L'Allemagne, à cause sa culture du compromis et non de l'affrontement s'en tire mieux que les autres. Point à la ligne.
a écrit le 02/10/2013 à 10:06 :
Seule solution, un scrutin qui assure au parti arrivé en tête la majorité des sièges. C'est moins représentatif mais plus efficace et finalement plus respectueux du choix politique des citoyens.
Réponse de le 02/10/2013 à 11:19 :
Dans le cas il faudrait que les gens acceptent que ce ne soit plus le gouvernement ne suivent plus la majorité des citoyens mais uniquement le groupe politique le plus gros.
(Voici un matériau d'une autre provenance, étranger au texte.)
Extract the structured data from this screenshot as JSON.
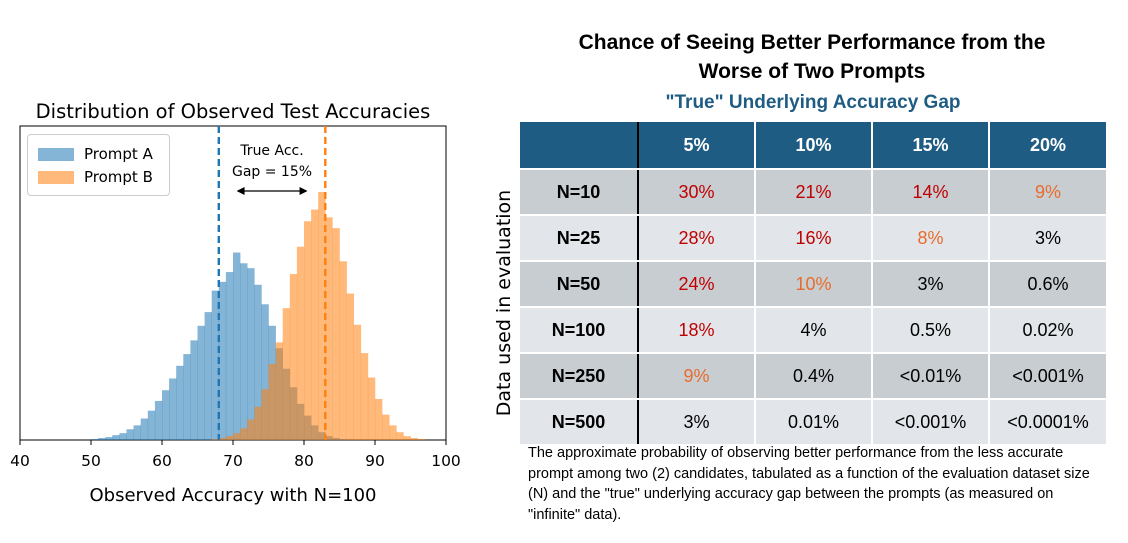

C'est déjà en parti le système de la Vème république avec son bipartisme et l'absence de proportionnel, mais on voit que beaucoup de gens conteste la représentativité des élus. Regarder pour Hollande, plein de gens disent OK il a gagné les élections mais il n'a pas la majorité absolue des français derrière lui donc il n'est pas légitime.
Réponse de le 02/10/2013 à 12:03 :
allez regarder cette excellente conférence à ce sujet
http://www.upr.fr/videos/conferences-en-ligne/pourquoi-leurope-est-elle-comme-elle-est
a écrit le 02/10/2013 à 9:30 :
Le système électoral de notre république a cela de particulier qu'avec 29% des suffrages un parti politique obtient une large majorité parlementaire. Avec une victoire écrasante de 42% Angela manque la majorité par 5 sièges. Dans la plupart des pays où le système électoral proportionnelle a une large place, les coalitions sont nécessaires pour assurer un gouvernement stable. Tous les peuples rêvent d'un gouvernement dont les actions seraient approuvées à 51%. Les systèmes démocratiques prévalants ne répondent pas à cette aspiration parce qu'il n'y a de consensus général dans aucun peuple, au point qu'une démocratie directe ne serait que cacophonie inconsistante.
Réponse de le 02/10/2013 à 10:15 :
Je suis pas sur que vous soyez Français.
a écrit le 02/10/2013 à 8:45 :
Si le vote démocratique représente un risque , il faut en tirer la conclusion qui s impose a tout esprit cartésien . Seule la troika aurait le droit de valider la liste ou meme les listes des partis succeptibles d etre compatibles avec la démocratie Européenne.
a écrit le 02/10/2013 à 8:45 :
Donc, la seule solution c'est le modèle politique français? Tous les autres pays se trompent?!
Réponse de le 02/10/2013 à 12:24 :
oui même votre pays "Deutschland über alles" se trompe
Réponse de le 02/10/2013 à 12:37 :
"Deutschland ueber alles" se trompe en quoi?